2kgs (total mass) of steam goes through a revesible isothermal expansion at 500 degrees celcius. During the expansion the pressure drops from 300 kpa to 200 kpa.
What is the heat absorbed by the steam during this process?

Homework Equations

U=W and W=nrt ln(v2/v1)

The Attempt at a Solution

Steam cannot be assumed to be an ideal gas atleast to my knowledge. When I google Reversible Isothermal Expansion all i get is that W is given by, nRT*ln(v2/v1). I cannot imagine the W=nRT*ln(v2/v1) being used in this specific problem. This formula would not give a numerical answer anyway, because the problem states no information about volumes.In a isothermal expansion: there is no change in internal energy so it is 0, and the work is done by the system so W is positive Q=+W.. So how do i calculate this W(heat absorbed by the steam) inthis case? is there any magical formula:)

thank you for all input:)!

 

[Chestermiller]

Under these conditions, steam can be approximated as an ideal gas.
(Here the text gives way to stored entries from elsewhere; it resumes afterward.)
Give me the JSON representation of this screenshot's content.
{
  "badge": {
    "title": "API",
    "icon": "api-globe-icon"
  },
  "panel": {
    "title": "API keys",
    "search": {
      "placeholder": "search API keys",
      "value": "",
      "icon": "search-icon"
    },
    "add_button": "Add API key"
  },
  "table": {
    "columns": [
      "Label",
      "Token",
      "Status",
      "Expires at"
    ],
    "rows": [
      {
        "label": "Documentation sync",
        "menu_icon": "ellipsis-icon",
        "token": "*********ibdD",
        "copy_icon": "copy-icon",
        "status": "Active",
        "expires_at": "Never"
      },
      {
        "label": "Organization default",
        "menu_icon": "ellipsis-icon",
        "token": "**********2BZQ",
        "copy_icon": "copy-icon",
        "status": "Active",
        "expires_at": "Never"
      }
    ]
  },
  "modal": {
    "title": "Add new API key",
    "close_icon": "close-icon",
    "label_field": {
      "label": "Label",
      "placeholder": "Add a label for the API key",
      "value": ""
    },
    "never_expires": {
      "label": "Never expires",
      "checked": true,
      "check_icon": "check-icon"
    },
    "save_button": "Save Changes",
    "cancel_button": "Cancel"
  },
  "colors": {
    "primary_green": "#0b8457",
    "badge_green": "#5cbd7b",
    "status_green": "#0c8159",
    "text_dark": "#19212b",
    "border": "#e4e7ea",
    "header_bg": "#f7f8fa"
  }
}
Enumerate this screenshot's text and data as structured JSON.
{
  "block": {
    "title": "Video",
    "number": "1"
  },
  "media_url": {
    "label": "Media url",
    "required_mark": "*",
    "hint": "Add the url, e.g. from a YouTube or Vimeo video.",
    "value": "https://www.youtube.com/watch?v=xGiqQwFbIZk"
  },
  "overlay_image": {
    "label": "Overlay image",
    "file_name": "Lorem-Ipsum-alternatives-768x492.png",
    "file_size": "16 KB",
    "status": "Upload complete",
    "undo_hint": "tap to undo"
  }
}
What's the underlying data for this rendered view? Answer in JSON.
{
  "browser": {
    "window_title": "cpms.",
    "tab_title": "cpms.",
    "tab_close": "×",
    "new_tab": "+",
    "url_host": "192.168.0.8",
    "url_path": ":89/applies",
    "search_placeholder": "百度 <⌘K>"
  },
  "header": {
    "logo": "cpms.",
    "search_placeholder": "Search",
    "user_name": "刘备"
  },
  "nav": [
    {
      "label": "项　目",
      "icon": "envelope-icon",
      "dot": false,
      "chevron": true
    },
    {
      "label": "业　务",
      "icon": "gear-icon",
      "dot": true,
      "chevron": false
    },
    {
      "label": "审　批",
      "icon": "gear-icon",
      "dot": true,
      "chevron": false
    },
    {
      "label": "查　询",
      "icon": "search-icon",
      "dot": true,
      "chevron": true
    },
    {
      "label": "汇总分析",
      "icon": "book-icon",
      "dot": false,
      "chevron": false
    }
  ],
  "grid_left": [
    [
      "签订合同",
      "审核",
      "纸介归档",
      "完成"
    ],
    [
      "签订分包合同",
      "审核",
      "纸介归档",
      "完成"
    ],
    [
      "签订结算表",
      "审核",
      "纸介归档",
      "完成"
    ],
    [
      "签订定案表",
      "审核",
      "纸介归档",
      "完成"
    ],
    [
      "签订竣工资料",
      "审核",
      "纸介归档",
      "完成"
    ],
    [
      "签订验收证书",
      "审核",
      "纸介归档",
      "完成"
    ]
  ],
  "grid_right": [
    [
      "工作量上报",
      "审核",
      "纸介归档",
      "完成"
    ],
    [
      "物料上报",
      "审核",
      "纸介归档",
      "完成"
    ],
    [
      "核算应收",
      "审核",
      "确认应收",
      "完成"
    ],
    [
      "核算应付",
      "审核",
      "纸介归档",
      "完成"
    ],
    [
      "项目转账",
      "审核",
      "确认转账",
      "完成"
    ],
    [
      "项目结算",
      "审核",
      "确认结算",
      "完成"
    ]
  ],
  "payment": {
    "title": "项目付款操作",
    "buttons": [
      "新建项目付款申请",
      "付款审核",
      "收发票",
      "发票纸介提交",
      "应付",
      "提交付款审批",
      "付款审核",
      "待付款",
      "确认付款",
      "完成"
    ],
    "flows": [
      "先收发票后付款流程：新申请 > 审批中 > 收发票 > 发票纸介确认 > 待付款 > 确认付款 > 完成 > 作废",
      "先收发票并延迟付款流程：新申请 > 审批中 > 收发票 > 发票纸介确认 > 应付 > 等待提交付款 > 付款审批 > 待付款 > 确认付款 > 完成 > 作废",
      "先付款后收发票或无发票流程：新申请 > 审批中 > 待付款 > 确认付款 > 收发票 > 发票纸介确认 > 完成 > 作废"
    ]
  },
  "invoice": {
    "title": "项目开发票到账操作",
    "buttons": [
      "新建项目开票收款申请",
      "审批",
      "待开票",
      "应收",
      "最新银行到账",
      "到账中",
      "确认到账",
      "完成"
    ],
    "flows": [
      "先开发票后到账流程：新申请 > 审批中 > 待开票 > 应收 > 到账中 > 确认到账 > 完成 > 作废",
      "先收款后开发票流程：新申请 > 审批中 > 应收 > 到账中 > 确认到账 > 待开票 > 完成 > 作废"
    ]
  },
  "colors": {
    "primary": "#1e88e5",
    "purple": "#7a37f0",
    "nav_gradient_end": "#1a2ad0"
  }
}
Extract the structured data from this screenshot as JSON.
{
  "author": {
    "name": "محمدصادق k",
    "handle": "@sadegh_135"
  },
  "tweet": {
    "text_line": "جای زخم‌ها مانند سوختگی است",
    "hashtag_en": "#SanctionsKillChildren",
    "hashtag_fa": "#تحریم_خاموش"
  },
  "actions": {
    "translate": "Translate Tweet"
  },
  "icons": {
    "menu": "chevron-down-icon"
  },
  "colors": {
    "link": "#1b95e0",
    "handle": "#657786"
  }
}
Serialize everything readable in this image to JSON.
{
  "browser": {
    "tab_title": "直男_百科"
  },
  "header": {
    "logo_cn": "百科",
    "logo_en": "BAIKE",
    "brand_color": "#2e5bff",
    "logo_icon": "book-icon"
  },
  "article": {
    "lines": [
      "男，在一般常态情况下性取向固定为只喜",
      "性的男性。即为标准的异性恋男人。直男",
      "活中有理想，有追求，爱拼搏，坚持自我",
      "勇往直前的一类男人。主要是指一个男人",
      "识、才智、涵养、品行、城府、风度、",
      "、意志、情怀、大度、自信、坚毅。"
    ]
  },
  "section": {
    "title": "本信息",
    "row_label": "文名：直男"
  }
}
What does the ideal gas law tell you about the volume ratio of the process is isothermal and you know the pressure ratio?

 

[zwambooo]

Under these conditions, steam can be approximated as an ideal gas. What does the ideal gas law tell you about the volume ratio of the process is isothermal and you know the pressure ratio?

ahhh, so (v2/v1) = (p1/p2)? so W=nRT*ln(p1/p2) in this case